Czy nagłośnienie basu przez mixer bez kolumn jest wystarczająco głośne?
Czy istnieją inne sposoby na nagłośnienie basu podczas występu z zespołem na rekolekcjach?

Podziel się swoją opinią

11 komentarzy

  1. Licz się z tym że z dużą dozą prawdopodobieństwa to będzie brzmiało do
    d*py bo z reguły głośniki w kościołach mają wprost niesamowity dół,
    więc zastanów się czy ma to sens.

  2. Ale po co Ci head do basu, skoro i tak podłączysz się w mixer
    kościelny?

    Albo combo, albo sam mikser Ci wystarczy. No bo w tym wypadku head by Ci
    służył tylko jako preamp.

    A w ogóle to nie graj w kościele 😛

    pozdrawiam.

  3. Ibanezbass, a ja uważam, że granie w kościele jest przydatne 🙂 . Sam gram
    (bynajmniej nie jestem fanatycznym katolikiem, po prostu lubię Dominikanów,
    tym bardziej że jeden z miejscowych jest starym rockerem i np. na święta mi
    i gitarzyście dał w prezencie płyty Black Sabbath 😀 ) i uważam że to
    naprawdę rozwija pod względem muzycznym. U mnie np. wprost niesamowicie
    rozwinęła zdolność improwizacji – dostajesz śpiewnik, widzisz akordy i
    kombinujesz – mając na to jakieś 5 minut, a czasem jedziesz od razu na żywca
    – jak zagrać żeby było fajnie i trzymało klimat 🙂 .

  4. Domyślam się, że będzie to brzmiało marnie, ale innej rady nie ma. Z
    graniem przez sam mikser mam dość straszne doświadczenie, bo gdy raz tego
    spróbowałem w szkole (normalnie nagłaśniamy tak elektroakustyka i
    harmonijkę) głośnik odpadł od ściany i spadł obok kolegi. 😀 Nie wiem,
    czy miało to jakikolwiek związek z podłączeniem basu, mimo wszystko
    później nie próbowaliśmy.

    To z pomysłu heada rezygnuję, za to spróbuję z combem, bo zależy mi na
    tym, żeby choć samemu się słyszeć w jakiejś sensownej jakości.
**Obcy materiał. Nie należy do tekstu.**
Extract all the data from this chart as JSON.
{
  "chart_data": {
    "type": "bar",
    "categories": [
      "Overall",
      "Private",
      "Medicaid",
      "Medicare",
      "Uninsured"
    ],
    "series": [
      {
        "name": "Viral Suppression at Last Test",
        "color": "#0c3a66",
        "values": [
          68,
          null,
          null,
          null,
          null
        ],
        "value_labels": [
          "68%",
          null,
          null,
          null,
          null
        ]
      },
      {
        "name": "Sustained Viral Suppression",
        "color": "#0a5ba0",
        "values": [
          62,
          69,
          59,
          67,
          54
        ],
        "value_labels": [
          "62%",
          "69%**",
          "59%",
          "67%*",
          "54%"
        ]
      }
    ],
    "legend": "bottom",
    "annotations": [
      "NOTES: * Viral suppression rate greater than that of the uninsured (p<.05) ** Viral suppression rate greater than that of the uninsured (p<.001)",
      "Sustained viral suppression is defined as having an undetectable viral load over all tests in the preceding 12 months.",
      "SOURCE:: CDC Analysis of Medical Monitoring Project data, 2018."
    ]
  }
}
    A gram w kościele głównie dlatego, że mnie to bawi. No i z powodu podanego
    przez Michała – żeby nauczyć się coś kombinować widząc śpiewnik.
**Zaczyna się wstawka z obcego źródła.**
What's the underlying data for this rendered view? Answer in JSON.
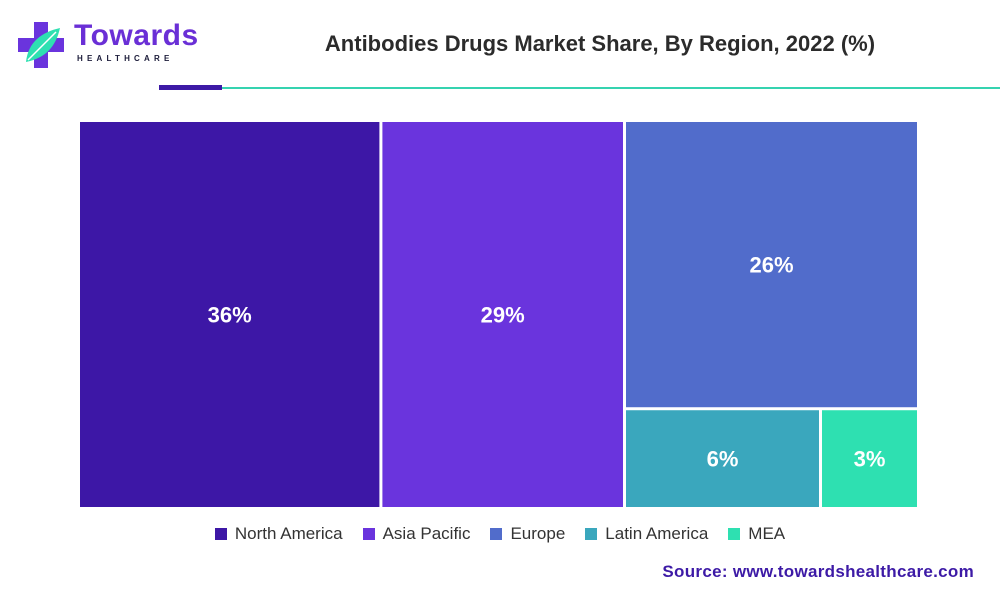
{
  "brand": {
    "name": "Towards",
    "tagline": "HEALTHCARE"
  },
  "chart_data": {
    "type": "treemap",
    "title": "Antibodies Drugs Market Share, By Region, 2022 (%)",
    "unit": "%",
    "categories": [
      "North America",
      "Asia Pacific",
      "Europe",
      "Latin America",
      "MEA"
    ],
    "values": [
      36,
      29,
      26,
      6,
      3
    ],
    "labels": [
      "36%",
      "29%",
      "26%",
      "6%",
      "3%"
    ],
    "colors": [
      "#3d17a6",
      "#6a34dd",
      "#516ccb",
      "#3aa7bd",
      "#2ee0b1"
    ],
    "legend_position": "bottom"
  },
  "source": "Source: www.towardshealthcare.com"
}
  5. Od razu pod mikser. Ale jak można grac w kosciele? proponuje bana dla kolegi
    🙂

    _________________________________________________________________________________
    ———————————————————————————

    Sprzedam Behringer Bass V-Amp Nowy Na
    Gwarancji

  6. @stk90: Ale jak można grac w kosciele? proponuje bana dla kolegi 🙂

    Jesteś szatanistą czy dewotą? 😛

  7. Wierze w Boga ale nie trawie klech! 🙂 kosciol to zlo

    _________________________________________________________________________________
    ———————————————————————————

    Sprzedam Behringer Bass V-Amp Nowy Na
    Gwarancji

  8. Jeżeli masz 300zł na zbyciu, to pomyśl o jakimś preampie/DI. Zazwyczaj
    jest tam wyjście czyste i po korekcji, pod czyste wpinasz combo, pod korekcję
    do mixera i masz zarówno odsłuch koło siebie , jak i nagłośnienie na
    salę.

  9. Znakomity preamp, wyjście DI, wyjście słuchawkowe, dwa kanały, bardzo dobry
    i uniwersalny :).

  10. Dzięki za radę, jednak kupowanie preampu niespecjalnie ma sens, jeśli mam
    tam grać jednorazowo.

    Dziś mieliśmy na miejscu próbę. Z głośnika robiącego za odsłuch
    słyszę się nieźle, nie wiem za to jak z głośnikami rozwieszonymi po
    kościele, bo nie mam dość długiego kabla (choć zdaje mi się, że
    nienajlepiej znoszą te częstotliwości).

  11. 🙂 skoro nie masz odpowiedniej długości kabla żeby sobie hasać po kościele
    to poproś kogoś z zespołu żeby poszedł 3 nawy dalej i powiedział Ci co
    się dzieje za kolumną.

Możliwość komentowania została wyłączona.